Eligibility was speeded up because certain parts of the state have moved through their priority groups much faster and they don’t want any vaccine wasted, said Idaho’s Public Health Administrator Elke Shaw-Tulloch.

“There may be some pockets of the state where there’s a wait time to get in. But there are 470 vaccine providers across the state that can help,” she said.

Health and Welfare director Dave Jeppesen agreed: “Do we think we’ll have more people than vaccines? Yes, but we have better tools and more capacity than we had when we opened to 65 and older.”

To date 396,315 of Idaho’s 1.79 million residents, or 28 percent of the population, have received at least one dose of vaccine. Of those, 247,135 people are fully vaccinated.

Sixty-five percent of those 65 and older have been vaccinated and 30 percent of those between ages 55 and 64 have been vaccinated.

Blaine County leads the counties with 44 percent of its residents having been vaccinated. Valley County and Ada County are the next highest with 38 percent and 33 percent respectively. Most other counties have vaccinated a little over 20 percent of their residents, with a hand full as low as 17 percent and 18 percent.

Little expressed his appreciation for those who have gotten vaccinated.

“You have taken one of the most important steps during our pandemic fight to protect lives and get us closer to normal. Hundreds of thousands of Idahoans have received the vaccine because it is safe and it works,” he said.

Idaho ranks above the national average for getting the shots it has into arms with an 82 percent vaccine administration rate, Little said. The Idaho COVID-19 Vaccine Dashboard on Tuesday, however showed that 79.5 percent of the doses Idaho has gotten have been administered compared with 80.7 percent nationwide.

WHEN WILL THE STATE VACCINATE 70 PERCENT?

Next week the state expects to receive 90,240 doses of vaccine—well above the 20,000 weekly doses it received at first. Next week’s allocation includes 26,910 first doses of Pfizer, 15,800 first doses of Moderna and 9,500 doses of the one-shot Janssen vaccine. The Pharmacy Retail Program is expected to receive 64,520 vaccine doses, said Sarah Leeds, who oversees the state’s immunization program.

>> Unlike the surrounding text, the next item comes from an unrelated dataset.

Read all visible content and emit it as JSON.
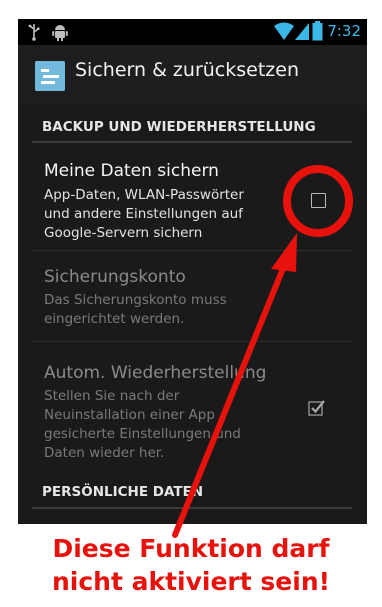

The state has enough vaccine supply for half of all Idahoans 16 and older to be fully vaccinated by April 12. It expects to have enough to have 70 percent fully vaccinated by June 16, said Jeppesen.

Rural counties are lagging slightly behind what state health officials expected when it comes to getting vaccinated and urban areas slightly ahead.

Jeppesen said more than 90,000 individuals have used the state’s COVID-19 Vaccine Pre-Registration system at https://Covidvaccine.idaho.gov since it went live on March 5.

Jeppesen recommended it for 16- and 17-year-olds who are eligible only for the Pfizer vaccine, as  providers with Pfizer will be able to target those vaccines to them. It takes less than a minute to sign up, he said.  

“THE BUSY PARENT GROUP”

Idaho needs more people to get the vaccine to begin feeling comfortable, Idaho’s Public Health Administrator Elke Shaw-Tulloch said. “We do not want to see increased infection. We want people to do their part,” she said, stressing the need to continue to wear face masks, wash hands, distance and stay home when sick. “Remain vigilant. We’re so close.”

Jeppesen agreed that the state is in “a much better place” than a year ago as the coronavirus began rampaging across the state. The game changer, he said, was the three “very safe and highly effective” vaccines coming into the state.

A quarter of Idaho’s population is children. So, Idaho needs to have a higher percentage of adults vaccinated to achieve herd immunity, which could be anywhere from 70 to 85 percent of the population immunized.

Jeppesen said the state has identified three groups of people who either will not get the vaccine or may be slow to get it.

Those who will never get the vaccine because of their belief system are a very minority part of the state, he said. A larger group of people believe in vaccines but want to see how friends and neighbors do and what the side effects might be.

The third group is “the busy parent group,” who are supportive of vaccines but are waiting not because of safety concerns but because of convenience.

“When we talk to that group, we find many asking about the one-dose Johnson & Johnson vaccine,” he said.